Auto labeling uses a new class of pretrained vision-language models, such as YOLO-World and Grounding DINO, which can automatically create their own “pseudo labels” that can be used to train the main visual AI model. There are numerous reasons why one still needs to train a new model, even when these pretrained models exist. For instance, pre-trained models are often prohibitively large and cannot run on edge devices.
Auto labeling isn’t a silver bullet. Organizations will need to select the appropriate vision-language model to use for auto labeling. And these methods tend to perform better for common cases than edge cases. For complex scenarios, human expertise is still necessary. However, a strategic approach to human labeling data can lead to improved development productivity and significant cost savings. Recent ML research from my team indicates that zero-shot based techniques can further reduce the burden on human annotation by giving humans the right insights to prioritize what to manually label for downstream unsupervised model training. These models have different strengths and weaknesses, so matching the capability and the resource requirements to the use case is critical to getting a good outcome.
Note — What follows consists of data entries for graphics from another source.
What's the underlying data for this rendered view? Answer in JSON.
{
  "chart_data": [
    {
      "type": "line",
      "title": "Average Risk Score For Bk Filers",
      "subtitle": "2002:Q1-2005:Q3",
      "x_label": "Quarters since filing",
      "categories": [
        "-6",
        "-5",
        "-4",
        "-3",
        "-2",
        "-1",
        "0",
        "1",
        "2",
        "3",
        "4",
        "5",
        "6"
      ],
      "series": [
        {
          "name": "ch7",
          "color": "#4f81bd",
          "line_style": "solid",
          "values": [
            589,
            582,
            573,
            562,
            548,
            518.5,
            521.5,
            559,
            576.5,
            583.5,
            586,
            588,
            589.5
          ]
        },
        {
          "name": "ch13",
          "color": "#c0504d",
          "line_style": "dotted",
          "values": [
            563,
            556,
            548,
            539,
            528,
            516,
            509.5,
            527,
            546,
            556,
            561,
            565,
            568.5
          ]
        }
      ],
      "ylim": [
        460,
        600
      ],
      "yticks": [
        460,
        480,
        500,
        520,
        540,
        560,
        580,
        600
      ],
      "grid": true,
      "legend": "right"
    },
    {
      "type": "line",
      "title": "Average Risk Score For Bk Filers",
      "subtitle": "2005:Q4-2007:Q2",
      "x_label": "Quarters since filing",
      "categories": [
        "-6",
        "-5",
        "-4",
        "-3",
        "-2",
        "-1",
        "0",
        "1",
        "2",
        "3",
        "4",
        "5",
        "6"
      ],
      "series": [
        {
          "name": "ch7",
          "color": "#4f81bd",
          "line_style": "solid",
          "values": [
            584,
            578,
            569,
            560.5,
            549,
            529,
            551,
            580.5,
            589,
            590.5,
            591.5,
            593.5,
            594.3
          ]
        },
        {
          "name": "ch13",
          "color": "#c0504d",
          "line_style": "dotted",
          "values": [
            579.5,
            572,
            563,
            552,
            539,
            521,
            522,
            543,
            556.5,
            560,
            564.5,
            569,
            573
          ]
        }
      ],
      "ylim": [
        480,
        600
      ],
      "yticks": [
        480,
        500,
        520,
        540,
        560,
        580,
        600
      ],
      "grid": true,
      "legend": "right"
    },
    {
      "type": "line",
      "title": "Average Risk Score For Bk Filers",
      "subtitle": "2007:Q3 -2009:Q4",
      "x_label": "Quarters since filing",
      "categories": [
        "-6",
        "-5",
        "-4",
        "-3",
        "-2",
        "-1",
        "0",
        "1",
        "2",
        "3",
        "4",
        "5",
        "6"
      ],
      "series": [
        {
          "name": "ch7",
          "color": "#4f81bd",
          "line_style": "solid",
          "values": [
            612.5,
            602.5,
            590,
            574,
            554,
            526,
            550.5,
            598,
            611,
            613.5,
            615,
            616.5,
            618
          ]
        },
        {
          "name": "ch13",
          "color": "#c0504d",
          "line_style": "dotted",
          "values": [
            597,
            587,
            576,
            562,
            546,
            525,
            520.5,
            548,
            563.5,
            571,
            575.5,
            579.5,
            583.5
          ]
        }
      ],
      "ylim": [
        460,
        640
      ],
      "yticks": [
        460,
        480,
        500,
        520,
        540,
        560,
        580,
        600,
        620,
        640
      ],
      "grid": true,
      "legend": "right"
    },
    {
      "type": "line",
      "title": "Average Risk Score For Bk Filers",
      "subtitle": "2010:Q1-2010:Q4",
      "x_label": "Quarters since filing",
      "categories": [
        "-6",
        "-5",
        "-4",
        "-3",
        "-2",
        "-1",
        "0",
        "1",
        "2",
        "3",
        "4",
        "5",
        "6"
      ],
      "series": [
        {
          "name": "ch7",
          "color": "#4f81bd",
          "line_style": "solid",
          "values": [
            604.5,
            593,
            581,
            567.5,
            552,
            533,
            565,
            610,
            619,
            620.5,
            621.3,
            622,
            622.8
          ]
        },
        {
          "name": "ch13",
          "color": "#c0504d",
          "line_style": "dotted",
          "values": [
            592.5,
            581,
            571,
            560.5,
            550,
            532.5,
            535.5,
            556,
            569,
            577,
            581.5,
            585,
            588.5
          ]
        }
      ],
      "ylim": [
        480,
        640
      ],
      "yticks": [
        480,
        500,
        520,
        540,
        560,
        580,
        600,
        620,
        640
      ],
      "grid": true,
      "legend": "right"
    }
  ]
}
In some visual AI cases, the auto labeling will not provide sufficient quality for production AI use cases, such as a self-driving car that needs to accurately identify that bicycle coming out of the shadows. In these cases, human annotators are still required. But how humans are integrated into the process makes a big difference in the ultimate success of the project.
A Better Labeling Process
To fulfil the promises of physical AI, a better process is needed for integrating human intelligence into the data annotation process. But there is more good news on this front, as the AI community is developing tools that provide a better and faster data annotation experience.
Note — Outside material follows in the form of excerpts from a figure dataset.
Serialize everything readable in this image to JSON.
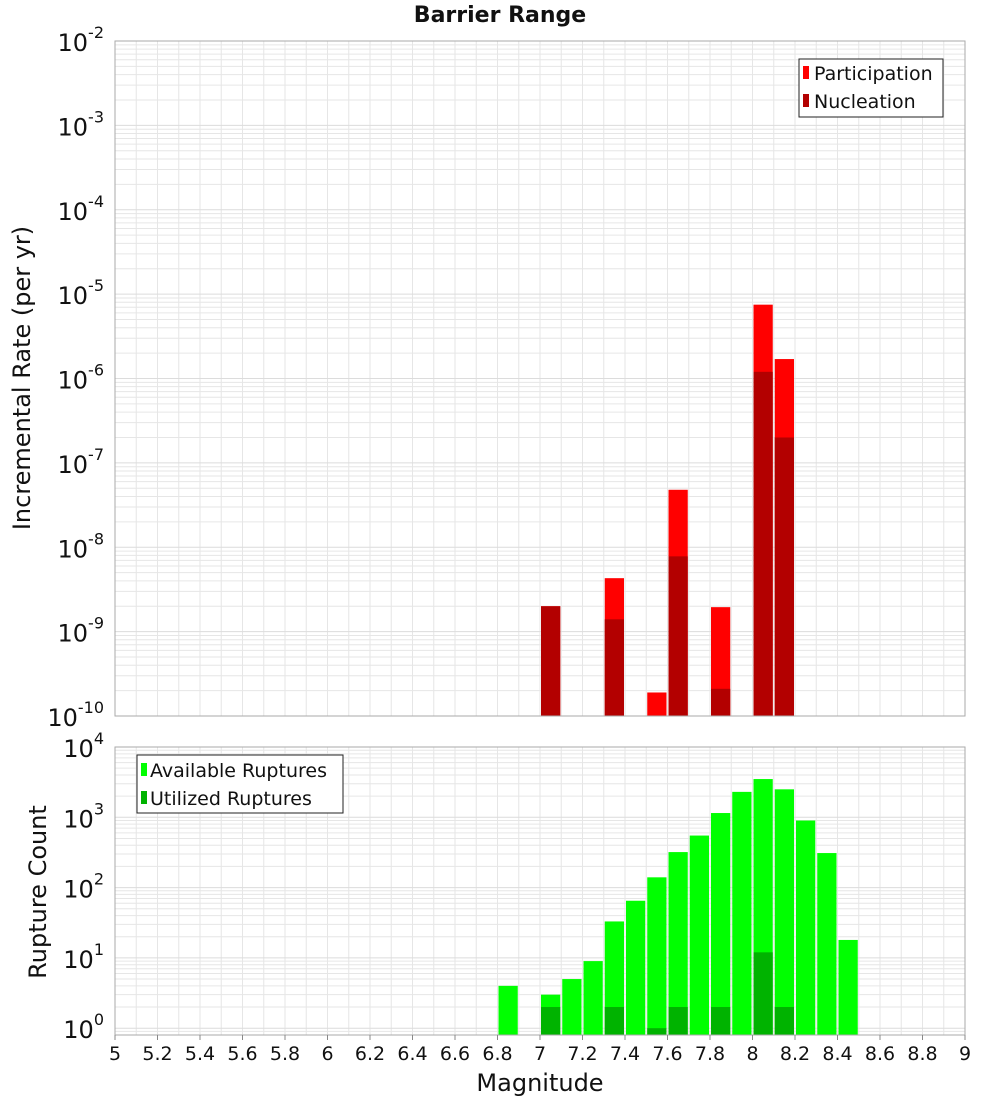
{
  "colors": {
    "participation": "#ff0000",
    "nucleation": "#b30000",
    "available": "#00ff00",
    "utilized": "#00b300",
    "plot_background": "#ffffff",
    "grid": "#e6e6e6",
    "frame": "#aaaaaa"
  },
  "chart_data": [
    {
      "type": "bar",
      "title": "Barrier Range",
      "xlabel": "",
      "ylabel": "Incremental Rate (per yr)",
      "yscale": "log",
      "ylim": [
        1e-10,
        0.01
      ],
      "xlim": [
        5,
        9
      ],
      "bar_width": 0.1,
      "grid": true,
      "legend_position": "top-right",
      "series": [
        {
          "name": "Participation",
          "x": [
            7.05,
            7.35,
            7.55,
            7.65,
            7.85,
            8.05,
            8.15
          ],
          "values": [
            2e-09,
            4.3e-09,
            1.9e-10,
            4.8e-08,
            1.95e-09,
            7.5e-06,
            1.7e-06
          ]
        },
        {
          "name": "Nucleation",
          "x": [
            7.05,
            7.35,
            7.65,
            7.85,
            8.05,
            8.15
          ],
          "values": [
            2e-09,
            1.4e-09,
            7.8e-09,
            2.1e-10,
            1.2e-06,
            2e-07
          ]
        }
      ]
    },
    {
      "type": "bar",
      "title": "",
      "xlabel": "Magnitude",
      "ylabel": "Rupture Count",
      "yscale": "log",
      "ylim": [
        0.8,
        10000
      ],
      "xlim": [
        5,
        9
      ],
      "bar_width": 0.1,
      "grid": true,
      "legend_position": "top-left",
      "x_ticks": [
        "5",
        "5.2",
        "5.4",
        "5.6",
        "5.8",
        "6",
        "6.2",
        "6.4",
        "6.6",
        "6.8",
        "7",
        "7.2",
        "7.4",
        "7.6",
        "7.8",
        "8",
        "8.2",
        "8.4",
        "8.6",
        "8.8",
        "9"
      ],
      "series": [
        {
          "name": "Available Ruptures",
          "x": [
            6.85,
            7.05,
            7.15,
            7.25,
            7.35,
            7.45,
            7.55,
            7.65,
            7.75,
            7.85,
            7.95,
            8.05,
            8.15,
            8.25,
            8.35,
            8.45
          ],
          "values": [
            4,
            3,
            5,
            9,
            33,
            65,
            140,
            320,
            550,
            1150,
            2300,
            3500,
            2500,
            900,
            310,
            18
          ]
        },
        {
          "name": "Utilized Ruptures",
          "x": [
            7.05,
            7.35,
            7.55,
            7.65,
            7.85,
            8.05,
            8.15
          ],
          "values": [
            2,
            2,
            1,
            2,
            2,
            12,
            2
          ]
        }
      ]
    }
  ]
}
The first generation of mass data annotation was largely transactional in nature. A company would send a large number of images to a data labeling company and wait for the workers to manually annotate the images. This process was slow and expensive. But worse than that, it just didn’t work well, and led directly to companies discarding most of the annotations, such as the 499 out of 500 example I previously noted.
The emerging approach is much less transactional and much more interactive in nature. Instead of throwing the images over the wall and waiting for annotations to come back, organizations are able to empower their in-house AI developers to work with auto labeling models to get the data annotations they need. If the first batch of annotations is insufficient or doesn’t include the needed edge cases, they can identify that quickly, and work to get the exact annotations they need.
By curating their own auto labels directly in their AI development environment, AI developers are able to iterate much more quickly than they could before. By integrating data annotation directly into the AI development workflow, developers can more easily pick up on contextual clues about the annotated data that describe the edge cases. This leads to a more accurate model and a more satisfying AI development experience.
Today’s AI development software is improving quickly, and it’s already leaps and bounds ahead of where it was five years ago. While visual AI is more dependent on high quality annotated data than language models, improvements in technology and process are giving AI developers the productivity boost they need to build the next-generation of visual AI models to power the coming breakthroughs in physical AI.